Martin Luther King Celebrated With Service, Lecture


Marra Clay

Photo by Marra Clay.

Sarah Cornett

Dr. Martin Luther King Jr. would have turned 87 last Monday. His legacy of civil rights activism was celebrated across the nation, and Whitman offered its own tribute in the form of a march, a keynote speaker and a day of service.

In the current climate of police brutality against people of color, a presidential contest in which race is a serious issue and the Black Lives Matter movement, the events held serious relevancy. They also come when discussions of racial inequity are abound on college campuses. Last fall, events at the University of Missouri and Yale captured headlines as students protested for justice, and Whitman joined dozens of other campuses in rallies for solidarity.

The week’s events began with a march downtown, jointly organized by Whitman and Walla Walla University. After an introduction from student leaders of both schools in the Reid ballroom, a group of nearly 300 began walking to the intersection of 1st and Main, where the Walla Walla University choir was waiting.

Reflecting on the events, students and faculty from both institutions spoke about how the current state of racial injustice in the US reflects back to the work of Dr. King, and what he would say.

“I think he’d be kind of pissed about certain things,” sophomore Maxx Borges said, Whitman’s co-president of GLBTQ. “Maybe it would have turned out different though if he’d still been alive, [the movement] would have a bigger voice, an older one on their side.”

On Thursday, diversity consultant Verna Myers addressed this question, too. What would King say about Donald Trump, campus activists, racism against migrants in Europe and violence against young black men like Tamir Rice and Freddie Gray?

Procession continues down Main st. Walla Walla. Photo by Marra Clay.
The procession makes its way down Main St. Walla Walla. Photo by Marra Clay.

“What King would tell us is that this is the time that we can actually push to move his dream forward,” she said. “We say that we’re the country of law and progress…but there is a profound gap in our professed ideals and reality.”
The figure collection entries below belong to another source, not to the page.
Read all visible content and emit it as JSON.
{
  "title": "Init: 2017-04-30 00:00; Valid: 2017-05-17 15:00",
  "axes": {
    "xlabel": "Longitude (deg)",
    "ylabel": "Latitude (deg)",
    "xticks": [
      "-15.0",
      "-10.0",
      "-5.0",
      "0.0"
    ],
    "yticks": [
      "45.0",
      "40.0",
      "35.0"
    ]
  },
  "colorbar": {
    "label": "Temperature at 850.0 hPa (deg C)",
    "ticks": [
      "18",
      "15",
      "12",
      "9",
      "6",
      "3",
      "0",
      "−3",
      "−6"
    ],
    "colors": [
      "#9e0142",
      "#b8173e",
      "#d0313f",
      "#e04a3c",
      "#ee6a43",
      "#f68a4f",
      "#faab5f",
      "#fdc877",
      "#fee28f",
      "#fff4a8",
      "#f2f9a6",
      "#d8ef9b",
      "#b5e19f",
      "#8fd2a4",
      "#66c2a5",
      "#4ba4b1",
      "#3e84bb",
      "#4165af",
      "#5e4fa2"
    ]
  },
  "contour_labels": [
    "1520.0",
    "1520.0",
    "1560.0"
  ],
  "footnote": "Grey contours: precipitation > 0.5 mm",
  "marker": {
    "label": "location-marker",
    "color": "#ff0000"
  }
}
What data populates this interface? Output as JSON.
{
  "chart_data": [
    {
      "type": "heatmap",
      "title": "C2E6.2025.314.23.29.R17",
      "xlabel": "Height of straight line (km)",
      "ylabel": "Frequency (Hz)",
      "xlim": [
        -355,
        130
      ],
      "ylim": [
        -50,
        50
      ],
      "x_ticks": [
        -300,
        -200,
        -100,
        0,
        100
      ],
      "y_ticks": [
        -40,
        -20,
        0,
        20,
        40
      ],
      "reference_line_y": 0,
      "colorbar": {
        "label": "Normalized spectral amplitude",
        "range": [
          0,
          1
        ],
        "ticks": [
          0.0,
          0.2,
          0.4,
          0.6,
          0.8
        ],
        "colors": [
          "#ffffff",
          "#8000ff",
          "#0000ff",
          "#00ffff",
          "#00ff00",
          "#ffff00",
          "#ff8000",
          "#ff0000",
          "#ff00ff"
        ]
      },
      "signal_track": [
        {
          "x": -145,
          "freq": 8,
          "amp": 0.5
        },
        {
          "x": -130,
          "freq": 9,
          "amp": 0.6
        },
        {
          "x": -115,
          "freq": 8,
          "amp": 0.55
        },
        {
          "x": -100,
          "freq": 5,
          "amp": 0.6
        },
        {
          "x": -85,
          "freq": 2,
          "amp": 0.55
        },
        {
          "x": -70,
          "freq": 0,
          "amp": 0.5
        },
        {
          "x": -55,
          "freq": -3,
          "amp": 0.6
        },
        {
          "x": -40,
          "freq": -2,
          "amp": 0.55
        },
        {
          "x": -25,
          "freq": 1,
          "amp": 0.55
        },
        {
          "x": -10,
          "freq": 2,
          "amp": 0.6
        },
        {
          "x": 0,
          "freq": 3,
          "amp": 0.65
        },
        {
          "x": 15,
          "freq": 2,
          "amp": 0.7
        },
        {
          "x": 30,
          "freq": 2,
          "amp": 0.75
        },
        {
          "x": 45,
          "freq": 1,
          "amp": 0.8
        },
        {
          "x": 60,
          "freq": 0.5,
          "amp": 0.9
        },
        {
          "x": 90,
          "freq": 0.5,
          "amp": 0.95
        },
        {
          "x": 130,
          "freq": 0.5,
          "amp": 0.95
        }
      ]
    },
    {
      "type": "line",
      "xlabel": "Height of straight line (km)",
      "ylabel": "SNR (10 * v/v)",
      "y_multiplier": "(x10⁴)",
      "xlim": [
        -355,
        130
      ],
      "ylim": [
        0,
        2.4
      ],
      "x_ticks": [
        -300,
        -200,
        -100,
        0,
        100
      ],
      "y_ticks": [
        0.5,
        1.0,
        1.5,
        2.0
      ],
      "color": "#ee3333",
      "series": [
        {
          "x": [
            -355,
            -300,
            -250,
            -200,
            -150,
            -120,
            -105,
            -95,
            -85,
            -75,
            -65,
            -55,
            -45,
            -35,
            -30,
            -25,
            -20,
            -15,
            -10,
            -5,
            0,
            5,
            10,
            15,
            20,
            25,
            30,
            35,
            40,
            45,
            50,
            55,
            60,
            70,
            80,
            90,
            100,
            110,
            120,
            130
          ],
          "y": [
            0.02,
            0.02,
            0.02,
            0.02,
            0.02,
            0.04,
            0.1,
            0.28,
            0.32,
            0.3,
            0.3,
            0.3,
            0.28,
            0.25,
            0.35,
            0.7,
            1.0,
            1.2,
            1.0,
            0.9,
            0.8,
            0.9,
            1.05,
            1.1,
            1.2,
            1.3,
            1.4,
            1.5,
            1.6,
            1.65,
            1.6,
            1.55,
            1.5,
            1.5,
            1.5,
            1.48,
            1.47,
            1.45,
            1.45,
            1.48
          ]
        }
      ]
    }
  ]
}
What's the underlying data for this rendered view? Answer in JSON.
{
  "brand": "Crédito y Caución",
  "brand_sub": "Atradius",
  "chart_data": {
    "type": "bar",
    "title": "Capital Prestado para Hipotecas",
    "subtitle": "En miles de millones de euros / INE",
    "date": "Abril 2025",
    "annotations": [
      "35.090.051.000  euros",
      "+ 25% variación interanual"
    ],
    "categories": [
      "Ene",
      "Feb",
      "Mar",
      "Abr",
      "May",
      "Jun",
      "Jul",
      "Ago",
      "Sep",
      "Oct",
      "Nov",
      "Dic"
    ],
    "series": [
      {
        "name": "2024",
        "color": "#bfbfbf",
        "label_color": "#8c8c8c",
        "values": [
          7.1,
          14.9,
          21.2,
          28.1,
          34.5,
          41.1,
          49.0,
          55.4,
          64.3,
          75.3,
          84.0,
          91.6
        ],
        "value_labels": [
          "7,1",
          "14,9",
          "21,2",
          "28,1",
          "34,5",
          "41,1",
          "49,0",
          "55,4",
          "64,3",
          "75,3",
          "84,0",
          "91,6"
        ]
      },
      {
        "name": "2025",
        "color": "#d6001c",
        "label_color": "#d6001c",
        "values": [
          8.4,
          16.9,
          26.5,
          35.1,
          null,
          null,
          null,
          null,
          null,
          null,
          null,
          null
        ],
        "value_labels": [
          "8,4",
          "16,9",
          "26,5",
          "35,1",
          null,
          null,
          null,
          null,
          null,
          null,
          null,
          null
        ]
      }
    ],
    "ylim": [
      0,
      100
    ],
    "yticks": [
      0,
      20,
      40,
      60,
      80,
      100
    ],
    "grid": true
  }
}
Myers was introduced on Thursday by senior May-Lannie Lozano, a leader in BSU, who helped organize a rally on the library steps last November to stand in solidarity with students at campuses like Missouri and Yale. A lawyer, author and diversity consultant, Myers challenged the audience on Cordiner to “build bridges,” and work to combat racist behavior and action on a day-to-day basis.

“We have gone as far we can with color blindness. We’re not looking for those who are color blind, we are looking for those who are willing to open there eyes, to pay attention to the facts: that difference is making a difference in people’s life outcomes,” she said. “Bridge builders look to understand rather than to be understood.”

Photo by Marra Clay.
Photo by Marra Clay.

Held in Cordiner and sponsored by BSU, the President’s Office, the Intercultural Center and the Student Engagement Center, Myers’ talk was sparsely attended. The audience was mostly students and Whitman staff, with about a dozen community members

Myers’ calls to action resonated with  many student and faculty sentiments at the march.

“Get involved,” Borges said, when asked about what students can do to carry on MLK’s legacy. “It’s one thing to go out on the street and say ‘this is what we’re doing, this is what we stand for,’ and it’s another to actually go do it and stand for it.”

This kind of engagement can be supported in the classroom, too, according to Professor of Art History Lisa Uddin, a member of the Global Studies of the Steering Committee who teaches classes that deal directly with race and visual culture.

“As an educator, I think it’s about developing deeper and more substantive understandings of the conditions of racial violence in this country and making a connection between that understanding and the question of what is to be done,” she said. “So knowledge and activism at the same time.”

Over 100 students, faculty and community members got involved through a service day on Saturday, organized by the Student Engagement Center. The 12 project sites included the YMCA, the Carnegie Picture Lab, Blue Mountain Action Council and a host of other local organizations.

According to Whitman Community Service Coordinator Abby Juhasz, who organized the event, the day encourages the kind of social justice work that King himself is remembered for.

“He believed in a nation of freedom and justice for everyone and encouraged all citizens to strive to make the United States a better place to live,” Juhasz said in an email. “Participating in service is a way to translate Dr. King’s message into community action that can address issues of social justice and civil rights.”